3月16日・競技最終日ロングディスタンス(スタンディング)
〜それぞれの結末〜
3月16日、ソルジャーホローにてクロスカントリー・ロングディスタンス(スタンディイング)が行われた。これがソルトレークでの最後の試合となる。男子では小林稔(B1)が目標としていたドイツのブレムを破り9位と健闘。女子では小林深雪(B2)が痛めていた左足首の関節炎のため無念のリタイアに終わった。
「やったー!!」荒井監督が9位決定の知らせを伝えると、インタビュー中だった小林稔は満面の笑顔で叫んだ。目標にしていた同じB1クラスのブレム(ドイツ)を破っての一桁の順位。今日はブラインドクラス全体がコンバインドで行われ26人が参加したが、B1クラスの中では8人中4位。「ガイドの大平さんを泣かせる」という目標こそ叶わなかったものの、初のパラリンピックとなる小林にとっては満足のいく結果だろう。
ロングディスタンス男子は20Hの距離を一時間近くかけて走るため、ペース配分の駆け引きがポイントになる。この日の小林は「登りではペースを押さえて平地でとばすという作戦通りに出来た。」という。「今までのレースでは一番良かった。自分にとってはこれがベストの滑り」と、終止笑顔でのインタビューだった。
高橋正充(B1)は22位。コース中5回転んだというが、「完走できて良かった。満足しています。」と話す。「競技として続けるかは分からないが、クロスカントリーはこれからも続けていきたい」と、こちらも笑顔。
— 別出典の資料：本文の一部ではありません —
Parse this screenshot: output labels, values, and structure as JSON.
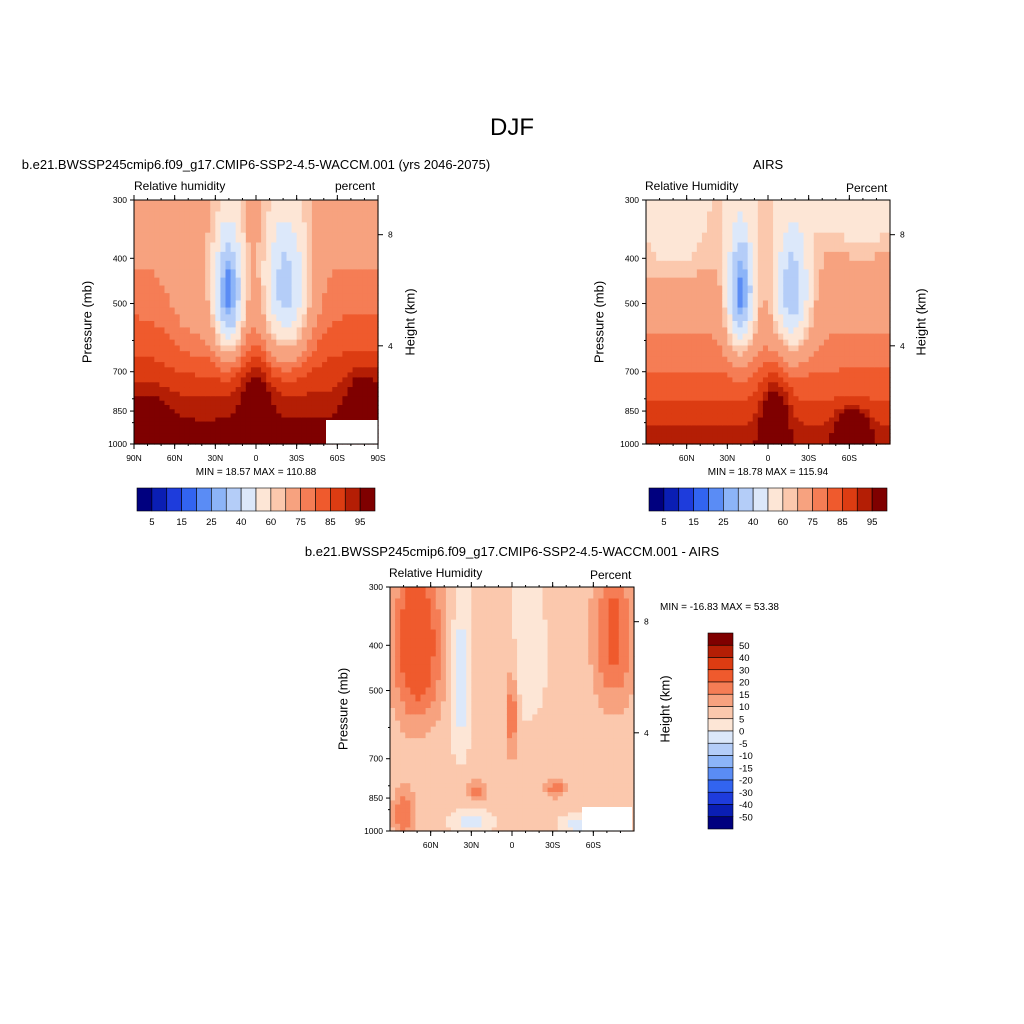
{
  "figure": {
    "title": "DJF"
  },
  "chart_data": [
    {
      "type": "heatmap",
      "panel": "model",
      "title": "b.e21.BWSSP245cmip6.f09_g17.CMIP6-SSP2-4.5-WACCM.001 (yrs 2046-2075)",
      "left_string": "Relative humidity",
      "right_string": "percent",
      "ylabel": "Pressure (mb)",
      "ylabel_right": "Height (km)",
      "y_ticks": [
        "300",
        "400",
        "500",
        "700",
        "850",
        "1000"
      ],
      "y_ticks_right": [
        "8",
        "4"
      ],
      "x_ticks": [
        "90N",
        "60N",
        "30N",
        "0",
        "30S",
        "60S",
        "90S"
      ],
      "xlim": [
        90,
        -90
      ],
      "ylim": [
        1000,
        300
      ],
      "min_max": "MIN =  18.57  MAX = 110.88",
      "colorbar_labels": [
        "5",
        "15",
        "25",
        "40",
        "60",
        "75",
        "85",
        "95"
      ]
    },
    {
      "type": "heatmap",
      "panel": "obs",
      "title": "AIRS",
      "left_string": "Relative Humidity",
      "right_string": "Percent",
      "ylabel": "Pressure (mb)",
      "ylabel_right": "Height (km)",
      "y_ticks": [
        "300",
        "400",
        "500",
        "700",
        "850",
        "1000"
      ],
      "y_ticks_right": [
        "8",
        "4"
      ],
      "x_ticks": [
        "60N",
        "30N",
        "0",
        "30S",
        "60S"
      ],
      "xlim": [
        90,
        -90
      ],
      "ylim": [
        1000,
        300
      ],
      "min_max": "MIN =  18.78  MAX = 115.94",
      "colorbar_labels": [
        "5",
        "15",
        "25",
        "40",
        "60",
        "75",
        "85",
        "95"
      ]
    },
    {
      "type": "heatmap",
      "panel": "diff",
      "title": "b.e21.BWSSP245cmip6.f09_g17.CMIP6-SSP2-4.5-WACCM.001 - AIRS",
      "left_string": "Relative Humidity",
      "right_string": "Percent",
      "ylabel": "Pressure (mb)",
      "ylabel_right": "Height (km)",
      "y_ticks": [
        "300",
        "400",
        "500",
        "700",
        "850",
        "1000"
      ],
      "y_ticks_right": [
        "8",
        "4"
      ],
      "x_ticks": [
        "60N",
        "30N",
        "0",
        "30S",
        "60S"
      ],
      "xlim": [
        90,
        -90
      ],
      "ylim": [
        1000,
        300
      ],
      "min_max": "MIN = -16.83  MAX =  53.38",
      "colorbar_labels": [
        "50",
        "40",
        "30",
        "20",
        "15",
        "10",
        "5",
        "0",
        "-5",
        "-10",
        "-15",
        "-20",
        "-30",
        "-40",
        "-50"
      ]
    }
  ],
  "colors": {
    "abs_scale": [
      "#00007f",
      "#0a1eb4",
      "#1e3cdc",
      "#3264f0",
      "#5a8cf5",
      "#8cb4f8",
      "#b4cdf8",
      "#dce8fa",
      "#fde6d6",
      "#fbc8ad",
      "#f7a27f",
      "#f57d55",
      "#ef5a2d",
      "#dc3c12",
      "#b41e05",
      "#7f0000"
    ],
    "diff_scale": [
      "#00007f",
      "#0a1eb4",
      "#1e3cdc",
      "#3264f0",
      "#5a8cf5",
      "#8cb4f8",
      "#b4cdf8",
      "#dce8fa",
      "#fde6d6",
      "#fbc8ad",
      "#f7a27f",
      "#f57d55",
      "#ef5a2d",
      "#dc3c12",
      "#b41e05",
      "#7f0000"
    ]
  }
}
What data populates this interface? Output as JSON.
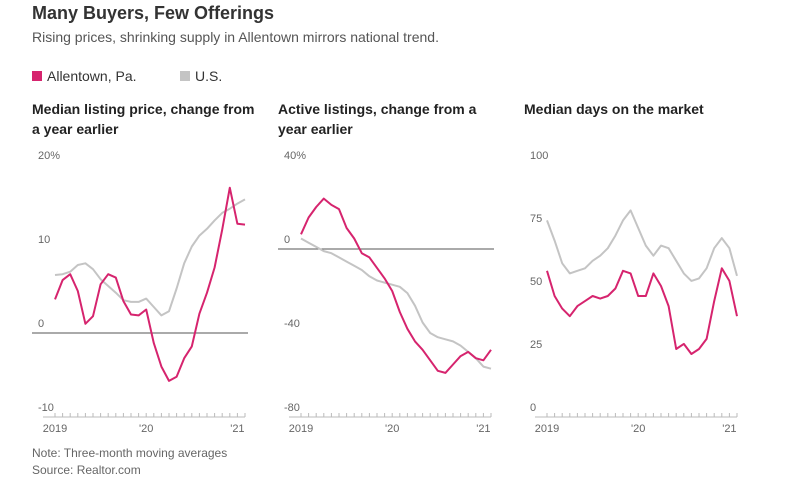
{
  "title": "Many Buyers, Few Offerings",
  "subtitle": "Rising prices, shrinking supply in Allentown mirrors national trend.",
  "note": "Note: Three-month moving averages",
  "source": "Source: Realtor.com",
  "chart_data": [
    {
      "type": "line",
      "title": "Median listing price, change from a year earlier",
      "categories": [
        "2019",
        null,
        null,
        null,
        null,
        null,
        null,
        null,
        null,
        null,
        null,
        null,
        "'20",
        null,
        null,
        null,
        null,
        null,
        null,
        null,
        null,
        null,
        null,
        null,
        "'21",
        null
      ],
      "series": [
        {
          "name": "Allentown, Pa.",
          "color": "#d6246e",
          "values": [
            4,
            6.3,
            7,
            5,
            1.1,
            2,
            5.8,
            7,
            6.6,
            3.8,
            2.2,
            2.1,
            2.8,
            -1.2,
            -4,
            -5.7,
            -5.2,
            -3,
            -1.6,
            2.3,
            4.8,
            7.8,
            12.3,
            17.3,
            13,
            12.9
          ]
        },
        {
          "name": "U.S.",
          "color": "#c4c4c4",
          "values": [
            6.9,
            7,
            7.3,
            8.1,
            8.3,
            7.6,
            6.4,
            5.6,
            4.8,
            3.9,
            3.7,
            3.7,
            4.1,
            3.1,
            2.1,
            2.6,
            5.3,
            8.3,
            10.3,
            11.6,
            12.4,
            13.4,
            14.3,
            14.8,
            15.4,
            15.9
          ]
        }
      ],
      "ylim": [
        -10,
        20
      ],
      "yticks": [
        {
          "value": 20,
          "label": "20%"
        },
        10,
        0,
        -10
      ]
    },
    {
      "type": "line",
      "title": "Active listings, change from a year earlier",
      "categories": [
        "2019",
        null,
        null,
        null,
        null,
        null,
        null,
        null,
        null,
        null,
        null,
        null,
        "'20",
        null,
        null,
        null,
        null,
        null,
        null,
        null,
        null,
        null,
        null,
        null,
        "'21",
        null
      ],
      "series": [
        {
          "name": "Allentown, Pa.",
          "color": "#d6246e",
          "values": [
            7,
            15,
            20,
            24,
            21,
            19,
            10,
            5,
            -2,
            -4,
            -9,
            -14,
            -20,
            -30,
            -38,
            -44,
            -48,
            -53,
            -58,
            -59,
            -55,
            -51,
            -49,
            -52,
            -53,
            -48
          ]
        },
        {
          "name": "U.S.",
          "color": "#c4c4c4",
          "values": [
            5,
            3,
            1,
            -1,
            -2,
            -4,
            -6,
            -8,
            -10,
            -13,
            -15,
            -16,
            -17,
            -18,
            -21,
            -27,
            -35,
            -40,
            -42,
            -43,
            -44,
            -46,
            -49,
            -52,
            -56,
            -57
          ]
        }
      ],
      "ylim": [
        -80,
        40
      ],
      "yticks": [
        {
          "value": 40,
          "label": "40%"
        },
        0,
        -40,
        -80
      ]
    },
    {
      "type": "line",
      "title": "Median days on the market",
      "categories": [
        "2019",
        null,
        null,
        null,
        null,
        null,
        null,
        null,
        null,
        null,
        null,
        null,
        "'20",
        null,
        null,
        null,
        null,
        null,
        null,
        null,
        null,
        null,
        null,
        null,
        "'21",
        null
      ],
      "series": [
        {
          "name": "Allentown, Pa.",
          "color": "#d6246e",
          "values": [
            58,
            48,
            43,
            40,
            44,
            46,
            48,
            47,
            48,
            51,
            58,
            57,
            48,
            48,
            57,
            52,
            44,
            27,
            29,
            25,
            27,
            31,
            46,
            59,
            54,
            40
          ]
        },
        {
          "name": "U.S.",
          "color": "#c4c4c4",
          "values": [
            78,
            70,
            61,
            57,
            58,
            59,
            62,
            64,
            67,
            72,
            78,
            82,
            75,
            68,
            64,
            68,
            67,
            62,
            57,
            54,
            55,
            59,
            67,
            71,
            67,
            56
          ]
        }
      ],
      "ylim": [
        0,
        100
      ],
      "yticks": [
        100,
        75,
        50,
        25,
        0
      ]
    }
  ]
}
LWクラスでは、伝田寛(LW6/8)が16位、新田佳浩(LW6/8)が18位。パラリンピックを振り返って、伝田「後半はあまりいい結果が出せなかったが、照準を絞っていたバイアスロンで4位(トーマスの金メダル剥奪のため繰り上げ)に入れたので、満足している。日本に帰ったら家族にゆっくり報告したい。」と語った。
2月のジャパラ後、個人的に行った六日町での練習の成果を「100%は発揮できなかったと思う」という新田佳浩。「就職してからもスキーを続けて、一度は世界の頂点に立ってみたい」と、金メダルへの夢を話してくれた。大学3年の彼は日本に帰って就職活動が待っている。「スキーが出来ることが第一条件。(故郷の)岡山よりも、東北か北海道に住みたい。」と語る彼の目は、早くも次のトリノパラリンピックを見据えているようだった。
無念のリタイアに終わった小林深雪(B2)は前回のミドルディスタンスから痛んでいた左足首の関節炎のため2周目に入った時点でコースを外れ、車でロッジまで運ばれた。連日マッサージやアイシングをし、朝に痛み止めを打って臨んだという今日のレース。しかし痛みで思うようなスキーが出来ず、B1の選手にも抜かれたことからコーチ陣がリタイアの判断をしたようだ。がっくりと肩を落とし車に乗る深雪選手を、駆け付けた監督が励ましていた。
小林深雪選手は残念な結果になってしまったが、今までのバイアスロン、ショート・ミドルディスタンスと素晴らしい滑りを見せてくれたことに変わりはない。一刻も早い回復を願いたい。他の選手は笑顔もあれば、くやしい顔もあったが、それぞれがこのパラリンピックを終えて何かを得たようだった。
素晴らしい滑りを見せてくれた選手たち、感動をありがとう。そして、おつかれさまでした!!!!